Cambios importantes:- El tiempo máximo de cortes de luz permitido en un año bajó de 12 a 9 horas.
- En zonas rurales, el plazo para que una empresa repare una falla aumentó de 4 a 6 horas, a pesar de que una ley vigente indica que no debe superar las 4 horas.
- Panel de Expertos cuestionó el traspaso a los clientes:
El Panel de Expertos, organismo que revisa los conflictos del sector eléctrico, indicó en 2023 que es inadecuado que los usuarios paguen las compensaciones que por ley deben ser responsabilidad de las empresas. - Temporal de agosto y reacción de las autoridades:
El 1 de agosto de 2024, un temporal afectó a 9 regiones del país, dejando a más de 2,4 millones de personas sin luz. La Superintendencia de Electricidad y Combustibles (SEC) confirmó que casi todas las empresas aplicaron las compensaciones, excepto Enel, que no estuvo de acuerdo con que se calificara la situación como una «fuerza mayor». - Críticas desde el Congreso:
El diputado Marco Antonio Sulantay (UDI) anunció una sesión especial de la Comisión de Energía del Congreso para pedir explicaciones a la CNE y al ministro de Energía.

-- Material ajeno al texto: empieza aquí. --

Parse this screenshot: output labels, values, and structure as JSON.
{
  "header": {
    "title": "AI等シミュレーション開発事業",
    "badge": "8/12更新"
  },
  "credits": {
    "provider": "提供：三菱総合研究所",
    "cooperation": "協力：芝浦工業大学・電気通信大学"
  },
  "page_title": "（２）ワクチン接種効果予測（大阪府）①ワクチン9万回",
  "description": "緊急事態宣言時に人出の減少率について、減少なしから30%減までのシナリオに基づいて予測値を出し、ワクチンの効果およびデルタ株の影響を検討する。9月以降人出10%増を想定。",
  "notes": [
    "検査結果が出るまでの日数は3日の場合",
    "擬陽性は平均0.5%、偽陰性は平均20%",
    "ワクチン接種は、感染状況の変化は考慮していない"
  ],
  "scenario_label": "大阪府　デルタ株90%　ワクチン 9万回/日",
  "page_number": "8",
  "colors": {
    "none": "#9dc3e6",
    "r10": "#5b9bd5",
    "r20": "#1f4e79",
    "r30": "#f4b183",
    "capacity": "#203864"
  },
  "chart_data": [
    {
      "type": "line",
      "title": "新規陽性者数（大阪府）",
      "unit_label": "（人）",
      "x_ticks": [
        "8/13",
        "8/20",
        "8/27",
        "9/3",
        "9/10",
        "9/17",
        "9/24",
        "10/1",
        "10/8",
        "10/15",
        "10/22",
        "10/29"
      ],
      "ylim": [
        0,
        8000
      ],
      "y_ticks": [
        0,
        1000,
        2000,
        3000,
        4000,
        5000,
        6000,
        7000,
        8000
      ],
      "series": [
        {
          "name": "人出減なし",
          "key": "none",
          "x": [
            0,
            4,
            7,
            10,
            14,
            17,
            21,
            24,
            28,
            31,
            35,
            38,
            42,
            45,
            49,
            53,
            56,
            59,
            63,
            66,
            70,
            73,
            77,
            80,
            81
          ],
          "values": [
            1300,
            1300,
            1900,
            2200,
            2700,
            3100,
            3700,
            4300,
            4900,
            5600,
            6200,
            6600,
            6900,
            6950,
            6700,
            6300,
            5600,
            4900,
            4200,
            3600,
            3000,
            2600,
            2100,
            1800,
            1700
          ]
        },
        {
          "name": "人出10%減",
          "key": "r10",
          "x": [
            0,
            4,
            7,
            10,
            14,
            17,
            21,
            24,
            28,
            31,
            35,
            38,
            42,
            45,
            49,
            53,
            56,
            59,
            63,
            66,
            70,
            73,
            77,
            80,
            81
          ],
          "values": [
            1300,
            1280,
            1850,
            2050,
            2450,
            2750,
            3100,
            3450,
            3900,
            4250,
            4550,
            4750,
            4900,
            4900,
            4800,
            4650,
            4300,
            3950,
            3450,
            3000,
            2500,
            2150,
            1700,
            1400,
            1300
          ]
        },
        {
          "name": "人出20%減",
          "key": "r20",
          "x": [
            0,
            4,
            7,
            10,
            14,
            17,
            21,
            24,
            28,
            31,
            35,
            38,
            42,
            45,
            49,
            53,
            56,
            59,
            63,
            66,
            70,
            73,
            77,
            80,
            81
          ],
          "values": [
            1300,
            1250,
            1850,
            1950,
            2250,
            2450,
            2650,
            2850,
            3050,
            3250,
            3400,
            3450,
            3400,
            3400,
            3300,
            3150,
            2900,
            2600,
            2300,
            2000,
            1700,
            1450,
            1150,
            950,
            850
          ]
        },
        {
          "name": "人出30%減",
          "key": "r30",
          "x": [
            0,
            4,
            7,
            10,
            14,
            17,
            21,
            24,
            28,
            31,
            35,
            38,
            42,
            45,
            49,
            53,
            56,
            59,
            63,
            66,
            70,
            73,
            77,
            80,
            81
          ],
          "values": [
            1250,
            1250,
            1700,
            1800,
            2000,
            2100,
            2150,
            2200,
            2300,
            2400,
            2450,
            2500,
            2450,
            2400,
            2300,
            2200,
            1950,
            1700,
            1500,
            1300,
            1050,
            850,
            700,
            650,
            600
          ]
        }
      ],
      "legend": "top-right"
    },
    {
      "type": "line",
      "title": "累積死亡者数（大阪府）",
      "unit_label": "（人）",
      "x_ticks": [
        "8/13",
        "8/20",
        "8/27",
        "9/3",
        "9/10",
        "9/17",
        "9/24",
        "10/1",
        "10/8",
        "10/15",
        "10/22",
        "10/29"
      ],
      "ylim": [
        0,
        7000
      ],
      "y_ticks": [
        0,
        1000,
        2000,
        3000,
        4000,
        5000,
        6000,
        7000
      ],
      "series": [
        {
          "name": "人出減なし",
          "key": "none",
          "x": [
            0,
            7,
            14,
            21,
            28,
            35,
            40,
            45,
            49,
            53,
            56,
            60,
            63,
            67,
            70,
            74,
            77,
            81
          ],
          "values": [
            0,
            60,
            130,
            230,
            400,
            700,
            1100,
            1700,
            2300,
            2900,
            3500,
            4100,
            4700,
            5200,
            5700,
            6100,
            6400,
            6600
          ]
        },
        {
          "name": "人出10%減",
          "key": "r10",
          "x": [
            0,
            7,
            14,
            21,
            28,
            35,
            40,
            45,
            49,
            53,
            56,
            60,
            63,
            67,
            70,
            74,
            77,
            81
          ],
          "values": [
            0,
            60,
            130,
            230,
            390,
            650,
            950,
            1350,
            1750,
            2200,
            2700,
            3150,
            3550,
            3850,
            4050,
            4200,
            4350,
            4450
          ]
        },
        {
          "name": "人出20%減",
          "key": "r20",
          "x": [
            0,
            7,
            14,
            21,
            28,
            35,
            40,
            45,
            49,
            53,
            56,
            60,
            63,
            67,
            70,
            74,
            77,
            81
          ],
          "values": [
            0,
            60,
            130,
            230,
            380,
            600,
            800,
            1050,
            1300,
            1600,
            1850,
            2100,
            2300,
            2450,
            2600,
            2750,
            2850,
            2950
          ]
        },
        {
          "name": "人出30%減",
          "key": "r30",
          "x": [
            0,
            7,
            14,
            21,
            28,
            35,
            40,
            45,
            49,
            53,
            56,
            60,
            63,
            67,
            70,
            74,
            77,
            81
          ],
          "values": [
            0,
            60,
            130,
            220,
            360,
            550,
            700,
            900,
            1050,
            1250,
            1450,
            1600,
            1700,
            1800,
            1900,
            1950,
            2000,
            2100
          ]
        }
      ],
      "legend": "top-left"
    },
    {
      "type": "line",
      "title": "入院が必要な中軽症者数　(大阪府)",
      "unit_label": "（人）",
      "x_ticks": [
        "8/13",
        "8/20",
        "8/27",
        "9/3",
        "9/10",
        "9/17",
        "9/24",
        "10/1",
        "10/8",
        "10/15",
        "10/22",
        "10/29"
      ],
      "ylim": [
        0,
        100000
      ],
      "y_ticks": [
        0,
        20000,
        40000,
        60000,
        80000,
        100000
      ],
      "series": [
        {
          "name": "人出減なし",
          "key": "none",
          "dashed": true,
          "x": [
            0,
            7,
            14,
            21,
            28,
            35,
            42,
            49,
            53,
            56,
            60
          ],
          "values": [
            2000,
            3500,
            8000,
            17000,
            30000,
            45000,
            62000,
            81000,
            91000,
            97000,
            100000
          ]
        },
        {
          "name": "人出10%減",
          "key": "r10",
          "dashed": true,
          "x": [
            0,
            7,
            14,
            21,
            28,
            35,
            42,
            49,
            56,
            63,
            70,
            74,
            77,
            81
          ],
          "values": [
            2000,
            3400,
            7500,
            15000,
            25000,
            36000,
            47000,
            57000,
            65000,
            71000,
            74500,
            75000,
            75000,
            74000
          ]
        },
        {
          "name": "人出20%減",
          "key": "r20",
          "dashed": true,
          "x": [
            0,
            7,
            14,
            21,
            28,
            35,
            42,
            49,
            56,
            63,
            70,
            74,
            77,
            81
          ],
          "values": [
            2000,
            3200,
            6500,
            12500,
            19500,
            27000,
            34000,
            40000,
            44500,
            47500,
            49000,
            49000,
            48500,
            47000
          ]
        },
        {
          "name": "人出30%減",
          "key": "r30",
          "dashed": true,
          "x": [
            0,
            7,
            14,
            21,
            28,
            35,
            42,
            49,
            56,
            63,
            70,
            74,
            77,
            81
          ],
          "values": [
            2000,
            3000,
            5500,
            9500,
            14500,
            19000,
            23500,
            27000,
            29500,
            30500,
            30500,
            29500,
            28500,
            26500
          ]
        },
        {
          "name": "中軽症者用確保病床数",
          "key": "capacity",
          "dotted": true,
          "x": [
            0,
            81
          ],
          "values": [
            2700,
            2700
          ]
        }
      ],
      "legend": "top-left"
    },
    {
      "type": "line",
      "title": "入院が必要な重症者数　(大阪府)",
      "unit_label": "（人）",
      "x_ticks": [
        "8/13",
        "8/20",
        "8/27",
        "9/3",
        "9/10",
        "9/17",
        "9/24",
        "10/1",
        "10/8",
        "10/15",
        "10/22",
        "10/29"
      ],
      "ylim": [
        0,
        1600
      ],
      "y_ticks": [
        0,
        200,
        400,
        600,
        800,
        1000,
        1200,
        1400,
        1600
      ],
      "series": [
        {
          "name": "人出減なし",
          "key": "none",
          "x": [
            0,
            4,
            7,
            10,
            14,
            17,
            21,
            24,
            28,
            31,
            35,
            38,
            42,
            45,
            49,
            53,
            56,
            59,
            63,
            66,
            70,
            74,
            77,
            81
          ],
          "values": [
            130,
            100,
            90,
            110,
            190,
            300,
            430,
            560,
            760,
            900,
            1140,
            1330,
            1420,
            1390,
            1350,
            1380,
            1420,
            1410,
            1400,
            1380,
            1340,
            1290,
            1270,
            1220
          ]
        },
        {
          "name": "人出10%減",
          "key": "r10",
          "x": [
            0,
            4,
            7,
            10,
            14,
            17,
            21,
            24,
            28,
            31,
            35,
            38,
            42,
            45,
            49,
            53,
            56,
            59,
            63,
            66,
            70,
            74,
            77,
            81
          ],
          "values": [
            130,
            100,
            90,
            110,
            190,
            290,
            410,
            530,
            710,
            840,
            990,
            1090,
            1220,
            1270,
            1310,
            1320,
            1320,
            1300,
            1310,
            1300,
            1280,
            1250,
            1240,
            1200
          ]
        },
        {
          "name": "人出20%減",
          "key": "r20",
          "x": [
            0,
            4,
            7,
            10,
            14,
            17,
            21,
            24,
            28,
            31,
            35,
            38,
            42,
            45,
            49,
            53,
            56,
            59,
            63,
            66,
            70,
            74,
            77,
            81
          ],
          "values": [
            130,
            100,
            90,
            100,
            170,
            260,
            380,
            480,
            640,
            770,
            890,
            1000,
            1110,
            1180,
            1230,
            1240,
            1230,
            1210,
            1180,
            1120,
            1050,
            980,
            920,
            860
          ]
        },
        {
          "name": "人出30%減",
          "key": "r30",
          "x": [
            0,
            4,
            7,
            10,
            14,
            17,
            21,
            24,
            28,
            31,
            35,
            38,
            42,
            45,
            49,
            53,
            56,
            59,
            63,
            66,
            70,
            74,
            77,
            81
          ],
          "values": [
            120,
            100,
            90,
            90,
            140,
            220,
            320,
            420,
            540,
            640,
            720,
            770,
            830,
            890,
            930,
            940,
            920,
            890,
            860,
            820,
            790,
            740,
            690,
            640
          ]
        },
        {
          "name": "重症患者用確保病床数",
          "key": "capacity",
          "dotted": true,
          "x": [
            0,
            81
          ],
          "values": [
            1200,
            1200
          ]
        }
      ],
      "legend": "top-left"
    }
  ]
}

Declaró que: “Es absolutamente inaceptable que sean los propios usuarios los que tengan que costear las futuras compensaciones”. Además, pidió que se suspenda el cobro, ya que afecta a familias vulnerables, pymes y clase media. - ¿Por qué se tomó esta decisión? Explicación de la CNE:
La CNE explicó que esta fórmula evitó un alza de hasta 37% en las cuentas de luz. La alternativa, según el organismo, era permitir que las empresas subieran mucho más las tarifas para cubrir otros costos.
También aclararon que no existe un fondo específico para pagar compensaciones, sino que los montos se calculan de forma teórica en un estudio técnico que define los precios. Esta respuesta claramente se contrapone con lo expuesto por el CNE. - Expertos critican la regulación actual:
El académico Humberto Verdejo, de la Universidad de Santiago, explicó que la forma en que se fijan los precios de la electricidad está basada en empresas ficticias («de papel») que simulan lo que debería costar operar bien una red eléctrica.
Señaló que:- Se guarda una “bolsa” de dinero proyectada para pagar compensaciones durante 4 años.
- Si las fallas son más de lo esperado, la empresa cubre la diferencia.
- Pero si las fallas son menos, el cliente no recibe devolución.
Además, advirtió que mientras no se actualice la regulación, los usuarios seguirán asumiendo costos que deberían pagar las empresas.
- Otros cobros adicionales en las cuentas de luz:
- En abril de 2024 se aprobó la Ley 21.667, que busca saldar una deuda de US$6.000 millones acumulada por los clientes con las generadoras eléctricas.
- Pero el período entre el 1 de julio y el 31 de agosto quedó fuera de cobertura, generando otra deuda de US$91 millones.
- Este nuevo monto será cargado a las boletas bajo el concepto de Fondo de Estabilización Tarifaria (FET).
- Además, sigue pendiente una deuda por el atraso en el proceso del VAD, que podría alcanzar los US$1.000 millones, pero que aún no ha sido completamente calculada ni informada por las empresas.
El traspaso del pago de compensaciones a los consumidores ha puesto en el centro del debate el funcionamiento del sistema eléctrico chileno. Lo que comenzó como una medida técnica, terminó afectando directamente el bolsillo de millones de hogares, sin que estos fueran informados de forma clara ni tengan la posibilidad de reclamar o rechazar el cobro.
Para muchos expertos y autoridades, este caso demuestra la urgencia de modernizar las normas que regulan el sector eléctrico, de manera que las tarifas reflejen la calidad real del servicio y que las empresas asuman los costos por sus fallas, como dicta la ley. Mientras eso no ocurra, los usuarios seguirán pagando, incluso por los problemas que no causaron.